Tracing CLL-biased stereotyped immunoglobulin gene rearrangements in normal B cell subsets using a high-throughput immunogenetic approach

Monica Colombo  1 Davide Bagnara  2 Daniele Reverberi  3 Serena Matis  3 Martina Cardillo  3 Rosanna Massara  3 Luca Mastracci  4   5 Jean Louis Ravetti  4 Luca Agnelli  6 Antonino Neri  6 Michela Mazzocco  7 Margherita Squillario  8 Andrea Nicola Mazzarello  9 Giovanna Cutrona  3 Andreas Agathangelidis  10 Kostas Stamatopoulos  10 Manlio Ferrarini  2 Franco Fais  3   2
Affiliations

Tracing CLL-biased stereotyped immunoglobulin gene rearrangements in normal B cell subsets using a high-throughput immunogenetic approach

Monica Colombo et al. Mol Med. .

Abstract

Background: B cell receptor Immunoglobulin (BcR IG) repertoire of Chronic Lymphocytic Leukemia (CLL) is characterized by the expression of quasi-identical BcR IG. These are observed in approximately 30% of patients, defined as stereotyped receptors and subdivided into subsets based on specific VH CDR3 aa motifs and phylogenetically related IGHV genes. Although relevant to CLL ontogeny, the distribution of CLL-biased stereotyped immunoglobulin rearrangements (CBS-IG) in normal B cells has not been so far specifically addressed using modern sequencing technologies. Here, we have investigated the presence of CBS-IG in splenic B cell subpopulations (s-BCS) and in CD5+ and CD5- B cells from the spleen and peripheral blood (PB).

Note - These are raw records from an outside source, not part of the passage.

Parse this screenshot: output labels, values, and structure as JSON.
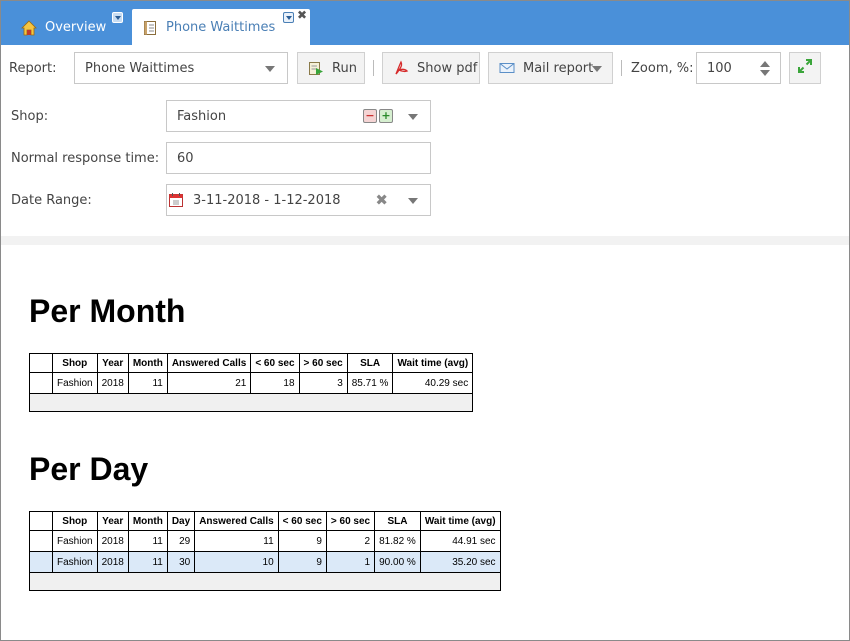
{
  "tabs": [
    {
      "label": "Overview",
      "icon": "home-icon",
      "active": false
    },
    {
      "label": "Phone Waittimes",
      "icon": "report-icon",
      "active": true
    }
  ],
  "toolbar": {
    "report_label": "Report:",
    "report_value": "Phone Waittimes",
    "run_label": "Run",
    "pdf_label": "Show pdf",
    "mail_label": "Mail report",
    "zoom_label": "Zoom, %:",
    "zoom_value": "100"
  },
  "form": {
    "shop_label": "Shop:",
    "shop_value": "Fashion",
    "response_label": "Normal response time:",
    "response_value": "60",
    "date_label": "Date Range:",
    "date_value": "3-11-2018 - 1-12-2018"
  },
  "per_month": {
    "title": "Per Month",
    "headers": [
      "",
      "Shop",
      "Year",
      "Month",
      "Answered Calls",
      "< 60 sec",
      "> 60 sec",
      "SLA",
      "Wait time (avg)"
    ],
    "rows": [
      [
        "",
        "Fashion",
        "2018",
        "11",
        "21",
        "18",
        "3",
        "85.71 %",
        "40.29 sec"
      ]
    ]
  },
  "per_day": {
    "title": "Per Day",
    "headers": [
      "",
      "Shop",
      "Year",
      "Month",
      "Day",
      "Answered Calls",
      "< 60 sec",
      "> 60 sec",
      "SLA",
      "Wait time (avg)"
    ],
    "rows": [
      [
        "",
        "Fashion",
        "2018",
        "11",
        "29",
        "11",
        "9",
        "2",
        "81.82 %",
        "44.91 sec"
      ],
      [
        "",
        "Fashion",
        "2018",
        "11",
        "30",
        "10",
        "9",
        "1",
        "90.00 %",
        "35.20 sec"
      ]
    ]
  },
  "colors": {
    "tabbar": "#4a90d9",
    "highlight_row": "#dbe9f8"
  }
}
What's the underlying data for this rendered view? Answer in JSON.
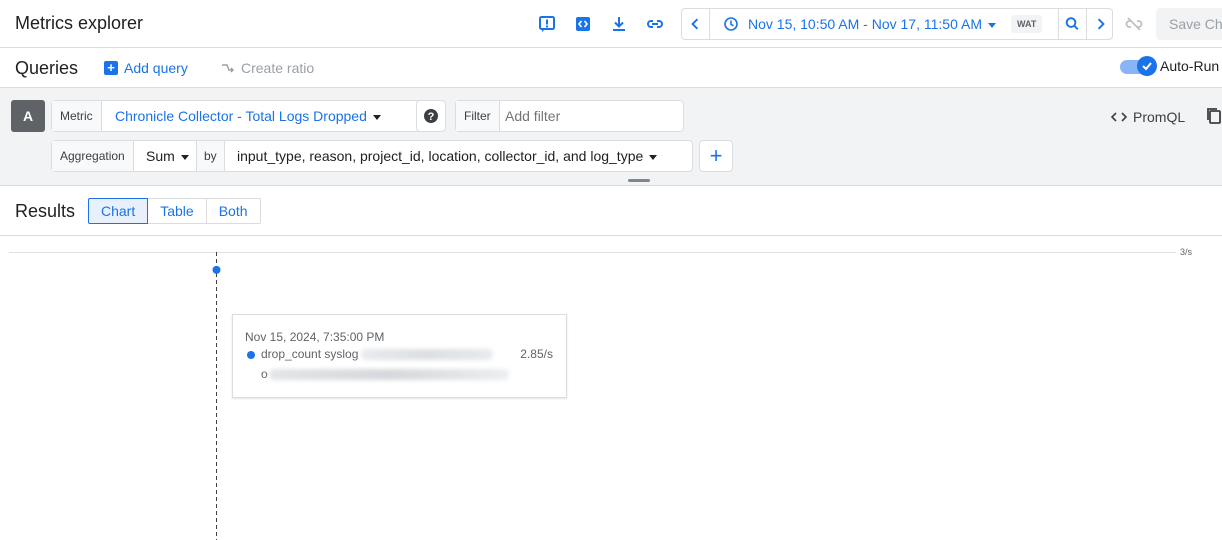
{
  "header": {
    "title": "Metrics explorer",
    "icons": [
      "feedback-icon",
      "code-icon",
      "download-icon",
      "link-icon"
    ],
    "time_range": "Nov 15, 10:50 AM - Nov 17, 11:50 AM",
    "timezone": "WAT",
    "save_label": "Save Ch"
  },
  "queries": {
    "title": "Queries",
    "add_query": "Add query",
    "create_ratio": "Create ratio",
    "autorun_label": "Auto-Run",
    "autorun_on": true
  },
  "query_a": {
    "badge": "A",
    "metric_label": "Metric",
    "metric_value": "Chronicle Collector - Total Logs Dropped",
    "filter_label": "Filter",
    "filter_placeholder": "Add filter",
    "promql_label": "PromQL",
    "aggregation_label": "Aggregation",
    "aggregation_value": "Sum",
    "by_label": "by",
    "group_by_value": "input_type, reason, project_id, location, collector_id, and log_type"
  },
  "results": {
    "title": "Results",
    "tabs": [
      "Chart",
      "Table",
      "Both"
    ],
    "active_tab": "Chart"
  },
  "chart_data": {
    "type": "line",
    "y_tick_labels": [
      "3/s"
    ],
    "ylim": [
      0,
      3
    ],
    "series": [
      {
        "name": "drop_count syslog",
        "color": "#1a73e8",
        "points": [
          {
            "x": "Nov 15, 2024, 7:35:00 PM",
            "y": 2.85
          }
        ]
      }
    ],
    "tooltip": {
      "date": "Nov 15, 2024, 7:35:00 PM",
      "series_label": "drop_count syslog",
      "value": "2.85/s",
      "continuation": "o"
    }
  },
  "colors": {
    "accent": "#1a73e8",
    "border": "#dadce0",
    "editor_bg": "#f1f3f4"
  }
}
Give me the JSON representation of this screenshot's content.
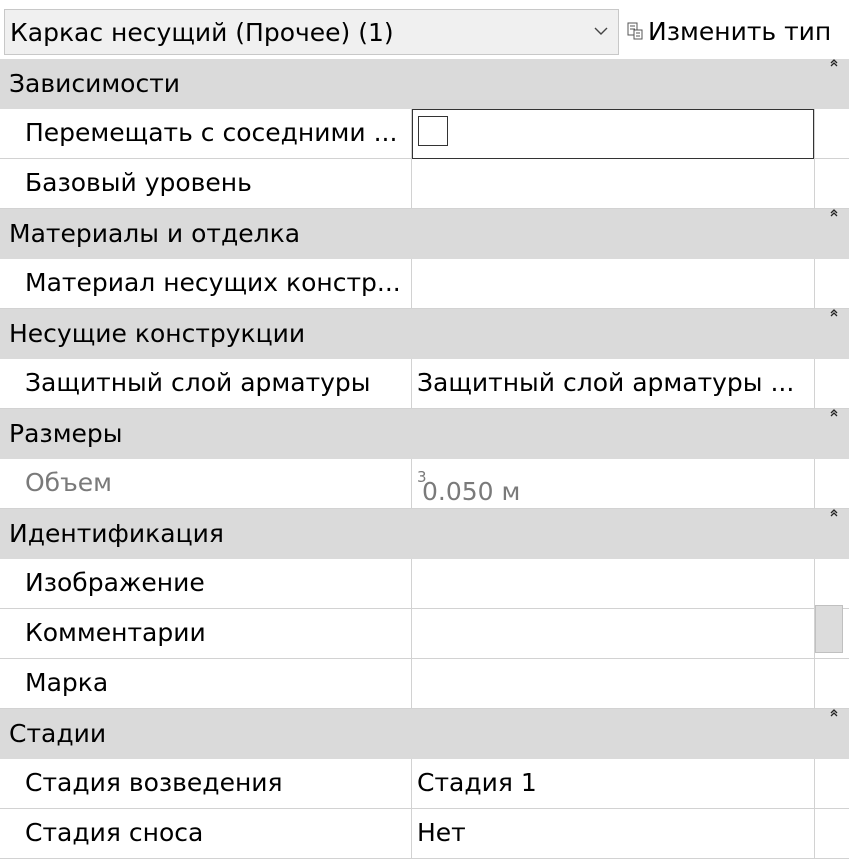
{
  "header": {
    "type_selector": "Каркас несущий (Прочее) (1)",
    "edit_type_label": "Изменить тип"
  },
  "groups": {
    "dependencies": {
      "title": "Зависимости",
      "move_with_neighbors": {
        "name": "Перемещать с соседними ...",
        "checked": false
      },
      "base_level": {
        "name": "Базовый уровень",
        "value": ""
      }
    },
    "materials": {
      "title": "Материалы и отделка",
      "structural_material": {
        "name": "Материал несущих констр...",
        "value": ""
      }
    },
    "structural": {
      "title": "Несущие конструкции",
      "rebar_cover": {
        "name": "Защитный слой арматуры",
        "value": "Защитный слой арматуры ..."
      }
    },
    "dimensions": {
      "title": "Размеры",
      "volume": {
        "name": "Объем",
        "value": "0.050 м",
        "unit_superscript": "3"
      }
    },
    "identity": {
      "title": "Идентификация",
      "image": {
        "name": "Изображение",
        "value": ""
      },
      "comments": {
        "name": "Комментарии",
        "value": ""
      },
      "mark": {
        "name": "Марка",
        "value": ""
      }
    },
    "phasing": {
      "title": "Стадии",
      "phase_created": {
        "name": "Стадия возведения",
        "value": "Стадия 1"
      },
      "phase_demolished": {
        "name": "Стадия сноса",
        "value": "Нет"
      }
    }
  },
  "icons": {
    "dropdown": "chevron-down-icon",
    "edit_type": "edit-type-icon",
    "collapse": "collapse-icon"
  }
}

Methods: Fractionation of splenic B cells into 9 different B cell subsets and that of spleen and PB into CD5+ and CD5- cells were carried out by FACS sorting. cDNA sequences of BcR IG gene rearrangements were obtained by NGS. Identification of amino acidic motifs typical of CLL stereotyped subsets was carried out on IGHV1-carrying gene sequences and statistical evaluation has been subsequently performed to assess stereotypes distribution.

Results: CBS-IG represented the 0.26% average of IGHV1 genes expressing sequences, were detected in all of the BCS investigated. CBS-IG were more abundant in splenic and circulating CD5+ B (0.57%) cells compared to CD5- B cells (0.17%). In all instances, most CBS IG did not exhibit somatic hypermutation similar to CLL stereotyped receptors. However, compared to CLL, they exhibited a different CLL subset distribution and a broader utilization of the genes of the IGHV1 family.

Conclusions: CBS-IG receptors appear to represent a part of the "public" BcR repertoire in normal B cells. This repertoire is observed in all BCS excluding the hypothesis that CLL stereotyped BcR accumulate in a specific B cell subset, potentially capable of originating a leukemic clone. The different relative representation of CBS-IG in normal B cell subgroups suggests the requirement for additional selective processes before a full transformation into CLL is achieved.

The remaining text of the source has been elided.